Page:Revue des Deux Mondes - 1860 - tome 30.djvu/300

La bibliothèque libre.
Le texte de cette page a été corrigé et est conforme au fac-similé.

— Voulez-vous qu’elle revienne? répondis-je... — Et de bonne foi je tâchais de reprendre le sévère aspect qui l’avait frappé; mais lui, hochant la tête d’un air découragé : — Non, non!... ce n’est plus cela!... Vous n’avez plus cette expression fatale qui, malgré moi, tout à l’heure me faisait peur.

Intervenant dans ce débat, dont il voulut connaître le sujet, M. Wroughton prétendit que je retrouverais immédiatement ma « physionomie perdue, » si je pouvais rappeler mon esprit aux réflexions qui me la donnaient naguère. — Essayez! me disait-il.

— Oui, essayez! reprit Hugh... Voyons, à quoi pensiez-vous?

— A bien des choses, répliquai-je un peu embarrassée de cette question imprévue... A mon frère, par exemple, que je n’ai pas vu depuis dix ans, me hâtai-je d’ajouter pour éloigner toute autre interprétation.

— En ce cas, vous ne le reconnaîtriez plus, reprit Hugh Wyndham. Je l’ai rencontré quelquefois, et j’ai pu constater, même dans ces dernières années, qu’il était changé à faire peur.

— Est-ce qu’il avait à se plaindre de sa santé?

— Nullement. Il est même resté un fort bel homme-, mais il a presque toujours un air,... un air,... comment dirai-je?... eh! tenez, l’air que vous aviez tout à l’heure...

— Je lui ai rarement vu cet air-là, repris-je,... si ce n’est...

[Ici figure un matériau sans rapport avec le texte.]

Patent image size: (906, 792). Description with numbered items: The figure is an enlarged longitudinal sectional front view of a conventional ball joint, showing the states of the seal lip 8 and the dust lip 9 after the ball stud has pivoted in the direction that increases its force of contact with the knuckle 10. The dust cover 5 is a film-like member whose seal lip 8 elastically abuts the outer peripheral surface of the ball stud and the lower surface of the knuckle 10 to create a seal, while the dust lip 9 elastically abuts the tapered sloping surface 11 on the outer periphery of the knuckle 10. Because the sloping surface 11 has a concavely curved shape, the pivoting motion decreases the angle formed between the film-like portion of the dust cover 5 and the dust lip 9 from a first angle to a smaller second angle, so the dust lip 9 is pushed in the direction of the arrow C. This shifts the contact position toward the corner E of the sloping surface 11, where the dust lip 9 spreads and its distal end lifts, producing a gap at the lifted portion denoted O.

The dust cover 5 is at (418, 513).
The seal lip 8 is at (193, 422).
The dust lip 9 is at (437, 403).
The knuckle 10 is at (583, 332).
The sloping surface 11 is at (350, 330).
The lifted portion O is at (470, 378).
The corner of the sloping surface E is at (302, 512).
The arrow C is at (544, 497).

Et je m’arrêtai à temps, car j’allais oublier à qui je parlais. Mon interlocuteur ne remarqua pas cette réticence, et, pour s’expliquer la mine un peu sombre que Godfrey lui semblait avoir, il entra dans de longs détails sur la déception cruelle que mon frère avait éprouvée, et qui l’avait amené à épouser, sans l’aimer d’amour, une jeune personne qui ne lui apportait aucune aisance. Ce fut ainsi que j’appris et la trahison de miss Lilian Annesley et les causes du mariage de Godfrey avec miss Murray, telles que je les ai racontées plus haut. J’écoutais, et sans doute avec une profonde tristesse, ces récits qui avaient pour moi un douloureux intérêt, car lorsque j’appelai M. Wroughton à examiner l’esquisse que je venais d’achever, Hugh, qui était allé jeter un coup d’œil sur le portefeuille de son ami, poussa une exclamation de surprise : — Frappant!... frappant!... disait-il... Wroughton, vous n’avez jamais rien fait de mieux !...

En même temps il m’apportait et plaçait sous mes yeux un magnifique lavis à la sépia, lequel représentait une jeune femme au front sévère, au regard sombre, tenant en ses mains la quenouille et le fuseau symboliques. Il était clair que l’artiste avait voulu faire mon portrait pendant que je posais sans le savoir, et, si Hugh ne se trompait pas, ce portrait devait être fort ressemblant.